En revanche, si, tenant compte des conditions particulières de la procédure d'asile, l'identification de substitution proposée par le recourant aurait dû être normalement enregistrée, et considérée, à défaut d'autres indications et vérifications, comme exacte, il existe aujourd'hui un doute sérieux quant à l'exactitude de ce nom au regard des documents «officiels» versés au dossier par le recourant lui-même.

Dès lors, on doit considérer que ni l'exactitude, ni l'inexactitude du nom proposé en rectification par le recourant, ne peuvent être, en l'état, démontrés.

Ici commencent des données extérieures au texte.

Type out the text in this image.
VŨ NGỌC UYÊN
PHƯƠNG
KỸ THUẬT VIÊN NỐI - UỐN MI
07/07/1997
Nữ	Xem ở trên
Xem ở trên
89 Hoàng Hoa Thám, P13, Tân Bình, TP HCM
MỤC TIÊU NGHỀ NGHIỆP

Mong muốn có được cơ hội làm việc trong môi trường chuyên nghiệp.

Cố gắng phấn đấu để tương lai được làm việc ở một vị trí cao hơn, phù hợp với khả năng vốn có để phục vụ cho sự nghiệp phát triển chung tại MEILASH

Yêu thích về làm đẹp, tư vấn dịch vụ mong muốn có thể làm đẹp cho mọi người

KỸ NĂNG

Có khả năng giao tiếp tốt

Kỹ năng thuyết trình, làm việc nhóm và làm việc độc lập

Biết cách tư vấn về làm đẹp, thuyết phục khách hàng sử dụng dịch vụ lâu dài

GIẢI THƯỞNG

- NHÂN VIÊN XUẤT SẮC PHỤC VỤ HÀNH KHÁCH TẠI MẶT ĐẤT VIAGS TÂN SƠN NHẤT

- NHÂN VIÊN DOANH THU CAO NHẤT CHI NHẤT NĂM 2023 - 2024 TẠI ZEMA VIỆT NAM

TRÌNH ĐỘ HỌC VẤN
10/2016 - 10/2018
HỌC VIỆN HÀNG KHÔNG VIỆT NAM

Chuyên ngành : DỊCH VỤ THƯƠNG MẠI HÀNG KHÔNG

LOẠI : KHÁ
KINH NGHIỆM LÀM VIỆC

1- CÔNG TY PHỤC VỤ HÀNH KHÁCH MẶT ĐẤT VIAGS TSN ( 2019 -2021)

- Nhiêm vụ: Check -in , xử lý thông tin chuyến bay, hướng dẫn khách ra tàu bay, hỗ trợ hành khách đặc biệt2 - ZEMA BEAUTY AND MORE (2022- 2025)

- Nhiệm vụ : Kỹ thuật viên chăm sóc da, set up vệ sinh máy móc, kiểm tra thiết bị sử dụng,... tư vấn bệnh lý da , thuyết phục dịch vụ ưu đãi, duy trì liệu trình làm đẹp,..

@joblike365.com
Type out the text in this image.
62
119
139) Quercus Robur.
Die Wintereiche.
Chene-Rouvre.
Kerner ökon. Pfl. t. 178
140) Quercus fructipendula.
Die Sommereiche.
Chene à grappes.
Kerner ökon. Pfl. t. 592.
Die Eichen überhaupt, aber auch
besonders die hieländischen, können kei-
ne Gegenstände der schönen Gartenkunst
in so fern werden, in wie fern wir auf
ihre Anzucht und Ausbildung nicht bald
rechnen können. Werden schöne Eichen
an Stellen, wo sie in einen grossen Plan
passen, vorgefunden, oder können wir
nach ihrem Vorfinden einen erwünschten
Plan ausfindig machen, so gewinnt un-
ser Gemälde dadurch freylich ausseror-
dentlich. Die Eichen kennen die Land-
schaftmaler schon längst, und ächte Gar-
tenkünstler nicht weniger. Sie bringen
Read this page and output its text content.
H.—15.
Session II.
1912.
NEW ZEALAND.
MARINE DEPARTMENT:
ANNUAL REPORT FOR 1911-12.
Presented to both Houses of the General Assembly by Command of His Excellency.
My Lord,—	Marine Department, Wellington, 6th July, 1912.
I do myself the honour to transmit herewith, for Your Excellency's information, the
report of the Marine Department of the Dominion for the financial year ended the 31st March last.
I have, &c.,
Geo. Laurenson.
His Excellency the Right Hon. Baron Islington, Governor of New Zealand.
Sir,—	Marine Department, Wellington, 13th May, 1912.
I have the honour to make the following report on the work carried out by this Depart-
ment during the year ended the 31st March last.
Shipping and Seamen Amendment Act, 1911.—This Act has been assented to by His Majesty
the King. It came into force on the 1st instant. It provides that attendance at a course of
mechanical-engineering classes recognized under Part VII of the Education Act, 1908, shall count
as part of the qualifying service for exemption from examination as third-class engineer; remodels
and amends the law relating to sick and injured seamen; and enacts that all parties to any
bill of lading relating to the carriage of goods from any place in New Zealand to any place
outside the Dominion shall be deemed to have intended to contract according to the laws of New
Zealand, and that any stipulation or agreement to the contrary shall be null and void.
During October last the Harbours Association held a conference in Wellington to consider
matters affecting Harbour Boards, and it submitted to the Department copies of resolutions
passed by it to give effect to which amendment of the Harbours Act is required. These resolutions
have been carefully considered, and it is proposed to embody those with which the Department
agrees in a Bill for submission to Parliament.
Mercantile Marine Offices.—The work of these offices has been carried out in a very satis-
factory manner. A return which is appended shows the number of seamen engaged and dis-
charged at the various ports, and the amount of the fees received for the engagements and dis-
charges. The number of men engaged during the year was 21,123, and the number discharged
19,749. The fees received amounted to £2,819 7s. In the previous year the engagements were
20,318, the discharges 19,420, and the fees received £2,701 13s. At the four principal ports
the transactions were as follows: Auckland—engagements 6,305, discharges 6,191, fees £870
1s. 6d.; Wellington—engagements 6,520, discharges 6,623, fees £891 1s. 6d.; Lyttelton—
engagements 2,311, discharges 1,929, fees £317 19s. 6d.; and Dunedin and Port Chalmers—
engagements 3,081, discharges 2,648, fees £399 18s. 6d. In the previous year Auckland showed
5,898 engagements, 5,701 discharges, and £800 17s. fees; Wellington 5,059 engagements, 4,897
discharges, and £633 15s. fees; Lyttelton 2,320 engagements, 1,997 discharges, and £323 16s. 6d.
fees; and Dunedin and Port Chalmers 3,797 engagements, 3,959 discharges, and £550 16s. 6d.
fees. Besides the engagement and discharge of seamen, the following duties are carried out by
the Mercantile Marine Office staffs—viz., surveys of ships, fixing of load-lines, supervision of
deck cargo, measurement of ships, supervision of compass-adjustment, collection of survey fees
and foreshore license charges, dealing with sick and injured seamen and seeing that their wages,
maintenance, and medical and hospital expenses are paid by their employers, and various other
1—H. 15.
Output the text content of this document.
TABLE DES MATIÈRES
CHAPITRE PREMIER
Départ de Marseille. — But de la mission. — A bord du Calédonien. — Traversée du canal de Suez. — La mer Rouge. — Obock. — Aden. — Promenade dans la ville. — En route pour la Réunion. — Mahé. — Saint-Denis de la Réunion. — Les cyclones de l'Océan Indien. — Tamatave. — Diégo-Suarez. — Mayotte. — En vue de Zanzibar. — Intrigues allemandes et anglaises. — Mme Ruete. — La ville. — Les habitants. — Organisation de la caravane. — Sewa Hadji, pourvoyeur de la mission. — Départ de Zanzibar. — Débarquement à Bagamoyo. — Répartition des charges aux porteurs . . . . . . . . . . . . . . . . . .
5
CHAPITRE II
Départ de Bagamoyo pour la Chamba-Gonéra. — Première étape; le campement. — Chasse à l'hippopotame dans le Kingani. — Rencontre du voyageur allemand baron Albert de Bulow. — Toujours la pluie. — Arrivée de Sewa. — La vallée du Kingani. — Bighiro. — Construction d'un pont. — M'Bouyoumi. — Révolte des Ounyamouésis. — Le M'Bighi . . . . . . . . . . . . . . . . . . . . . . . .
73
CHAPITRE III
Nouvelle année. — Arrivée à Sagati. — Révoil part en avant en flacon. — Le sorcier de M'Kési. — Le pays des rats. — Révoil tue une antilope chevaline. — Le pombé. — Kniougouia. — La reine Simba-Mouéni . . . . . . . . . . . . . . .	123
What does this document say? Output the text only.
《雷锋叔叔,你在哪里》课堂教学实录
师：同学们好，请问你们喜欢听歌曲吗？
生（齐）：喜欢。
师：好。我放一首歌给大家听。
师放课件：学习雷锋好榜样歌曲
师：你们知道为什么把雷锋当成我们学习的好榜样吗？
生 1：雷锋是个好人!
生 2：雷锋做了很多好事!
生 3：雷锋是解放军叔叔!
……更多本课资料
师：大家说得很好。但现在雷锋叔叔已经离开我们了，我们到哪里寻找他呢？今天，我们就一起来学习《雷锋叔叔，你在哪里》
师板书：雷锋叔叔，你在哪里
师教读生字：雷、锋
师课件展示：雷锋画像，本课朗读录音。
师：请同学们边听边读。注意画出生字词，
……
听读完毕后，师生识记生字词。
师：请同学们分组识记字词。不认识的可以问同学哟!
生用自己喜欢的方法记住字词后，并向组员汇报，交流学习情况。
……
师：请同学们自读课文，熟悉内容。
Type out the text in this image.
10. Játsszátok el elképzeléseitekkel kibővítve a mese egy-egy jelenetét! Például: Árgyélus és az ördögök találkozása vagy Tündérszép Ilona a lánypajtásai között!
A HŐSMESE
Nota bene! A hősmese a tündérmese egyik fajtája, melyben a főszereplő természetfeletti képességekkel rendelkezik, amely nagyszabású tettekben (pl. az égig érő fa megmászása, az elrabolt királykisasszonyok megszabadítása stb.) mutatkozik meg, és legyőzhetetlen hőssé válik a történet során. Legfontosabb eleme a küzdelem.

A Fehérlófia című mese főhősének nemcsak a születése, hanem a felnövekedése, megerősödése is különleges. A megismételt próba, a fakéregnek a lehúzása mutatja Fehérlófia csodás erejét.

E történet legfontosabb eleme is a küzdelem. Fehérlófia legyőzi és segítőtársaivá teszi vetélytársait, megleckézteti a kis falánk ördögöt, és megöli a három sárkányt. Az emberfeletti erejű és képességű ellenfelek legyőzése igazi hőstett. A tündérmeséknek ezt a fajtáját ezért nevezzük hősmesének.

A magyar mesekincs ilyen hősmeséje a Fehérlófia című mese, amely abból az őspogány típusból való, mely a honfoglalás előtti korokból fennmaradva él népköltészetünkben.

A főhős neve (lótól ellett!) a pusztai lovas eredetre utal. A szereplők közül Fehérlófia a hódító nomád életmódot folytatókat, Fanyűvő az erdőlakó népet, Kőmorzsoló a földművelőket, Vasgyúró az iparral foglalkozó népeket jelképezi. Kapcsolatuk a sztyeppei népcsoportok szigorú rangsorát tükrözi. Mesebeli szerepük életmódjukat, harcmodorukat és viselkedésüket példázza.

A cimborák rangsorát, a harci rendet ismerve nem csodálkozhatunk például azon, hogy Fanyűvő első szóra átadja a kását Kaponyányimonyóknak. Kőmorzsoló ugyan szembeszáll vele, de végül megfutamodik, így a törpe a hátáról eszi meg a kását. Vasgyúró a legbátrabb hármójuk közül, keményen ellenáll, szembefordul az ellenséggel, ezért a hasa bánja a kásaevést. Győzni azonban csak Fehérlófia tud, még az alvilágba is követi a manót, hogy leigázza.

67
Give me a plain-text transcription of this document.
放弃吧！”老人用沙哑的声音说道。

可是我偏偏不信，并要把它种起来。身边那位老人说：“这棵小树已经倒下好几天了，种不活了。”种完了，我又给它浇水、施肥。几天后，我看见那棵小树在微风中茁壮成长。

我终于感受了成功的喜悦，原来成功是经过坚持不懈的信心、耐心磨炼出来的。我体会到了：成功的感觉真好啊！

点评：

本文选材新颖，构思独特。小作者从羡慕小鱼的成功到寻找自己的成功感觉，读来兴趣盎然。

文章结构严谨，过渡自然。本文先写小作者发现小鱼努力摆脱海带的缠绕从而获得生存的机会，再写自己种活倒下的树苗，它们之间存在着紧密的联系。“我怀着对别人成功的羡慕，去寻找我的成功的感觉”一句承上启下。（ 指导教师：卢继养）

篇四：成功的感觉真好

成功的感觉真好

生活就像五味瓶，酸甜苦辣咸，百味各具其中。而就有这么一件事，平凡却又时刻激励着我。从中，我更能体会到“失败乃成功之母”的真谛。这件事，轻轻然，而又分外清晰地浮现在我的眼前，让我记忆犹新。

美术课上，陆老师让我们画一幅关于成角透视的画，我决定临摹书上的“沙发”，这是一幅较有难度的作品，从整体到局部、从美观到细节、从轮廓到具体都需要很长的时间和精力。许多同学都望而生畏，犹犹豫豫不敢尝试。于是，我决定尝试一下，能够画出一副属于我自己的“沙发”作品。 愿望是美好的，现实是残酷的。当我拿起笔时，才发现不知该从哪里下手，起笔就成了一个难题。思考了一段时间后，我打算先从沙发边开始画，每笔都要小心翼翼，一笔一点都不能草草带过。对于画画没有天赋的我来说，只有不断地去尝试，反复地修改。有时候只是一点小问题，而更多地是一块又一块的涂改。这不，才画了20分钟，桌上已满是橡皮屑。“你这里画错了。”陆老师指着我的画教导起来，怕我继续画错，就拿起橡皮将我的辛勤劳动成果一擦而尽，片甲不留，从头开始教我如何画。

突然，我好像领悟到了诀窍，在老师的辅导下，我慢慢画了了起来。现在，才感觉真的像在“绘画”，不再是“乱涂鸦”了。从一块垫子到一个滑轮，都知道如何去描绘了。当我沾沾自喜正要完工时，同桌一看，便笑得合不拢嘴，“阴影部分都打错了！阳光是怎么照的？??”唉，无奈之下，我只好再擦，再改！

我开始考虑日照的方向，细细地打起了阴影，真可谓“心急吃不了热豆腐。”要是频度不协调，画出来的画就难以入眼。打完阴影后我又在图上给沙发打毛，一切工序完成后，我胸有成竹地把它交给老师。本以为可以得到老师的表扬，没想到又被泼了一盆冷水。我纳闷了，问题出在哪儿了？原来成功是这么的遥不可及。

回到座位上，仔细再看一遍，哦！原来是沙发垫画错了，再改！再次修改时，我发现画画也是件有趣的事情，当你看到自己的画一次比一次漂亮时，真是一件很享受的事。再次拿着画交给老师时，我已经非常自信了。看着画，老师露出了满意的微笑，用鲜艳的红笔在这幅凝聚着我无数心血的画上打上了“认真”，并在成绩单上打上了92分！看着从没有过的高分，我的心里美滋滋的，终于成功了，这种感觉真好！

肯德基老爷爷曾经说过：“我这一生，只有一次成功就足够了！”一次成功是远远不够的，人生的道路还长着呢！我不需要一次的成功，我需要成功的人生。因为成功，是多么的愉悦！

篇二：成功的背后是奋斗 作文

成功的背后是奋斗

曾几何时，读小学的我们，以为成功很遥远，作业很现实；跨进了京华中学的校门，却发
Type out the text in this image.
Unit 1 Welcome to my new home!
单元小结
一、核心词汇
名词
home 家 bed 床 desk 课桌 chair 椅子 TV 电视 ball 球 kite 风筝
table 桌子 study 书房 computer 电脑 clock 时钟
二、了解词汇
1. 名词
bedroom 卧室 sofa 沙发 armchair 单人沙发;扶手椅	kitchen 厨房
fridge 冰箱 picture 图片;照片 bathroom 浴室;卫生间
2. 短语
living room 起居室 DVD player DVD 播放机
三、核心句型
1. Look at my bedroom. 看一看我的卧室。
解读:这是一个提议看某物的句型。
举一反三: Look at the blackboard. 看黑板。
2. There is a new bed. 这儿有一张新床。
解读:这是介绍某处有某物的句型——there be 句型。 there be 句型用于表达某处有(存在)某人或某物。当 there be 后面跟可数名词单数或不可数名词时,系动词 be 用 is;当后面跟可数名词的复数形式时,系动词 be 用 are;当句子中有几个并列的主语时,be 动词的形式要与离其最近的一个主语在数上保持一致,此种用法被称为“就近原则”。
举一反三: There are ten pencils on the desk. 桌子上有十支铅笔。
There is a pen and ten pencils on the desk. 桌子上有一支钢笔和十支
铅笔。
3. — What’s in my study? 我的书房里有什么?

d. Reste donc à déterminer si, en l'absence d'une conclusion formelle de l'une ou l'autre des parties à cet égard, la Commission peut ordonner dans le cas particulier l'ajout de la mention litigieuse de la donnée. Il doit être répondu de manière positive à cette question. Certes, et la doctrine l'a relevé, l'ajout de la mention litigieuse, notamment lorsqu'elle concerne l'identification d'une personne, n'est pas sans poser un problème pour celle-ci. Si, dans le cas particulier, l'intérêt à l'enregistrement du nom dont le recourant prétend qu'il est le sien prévaut, cet intérêt ne peut aller jusqu'à exiger, au vu du dossier actuel et de la pertinence des doutes sur l'authenticité, la simple rectification. En présence de tels doutes, et dans la mesure où la donnée proposée ne se fonde que sur la déclaration du recourant, la Commission ne peut ordonner la rectification qu'à condition que l'ajout du caractère contesté et litigieux figure également dans la base de données où ladite identification est enregistrée.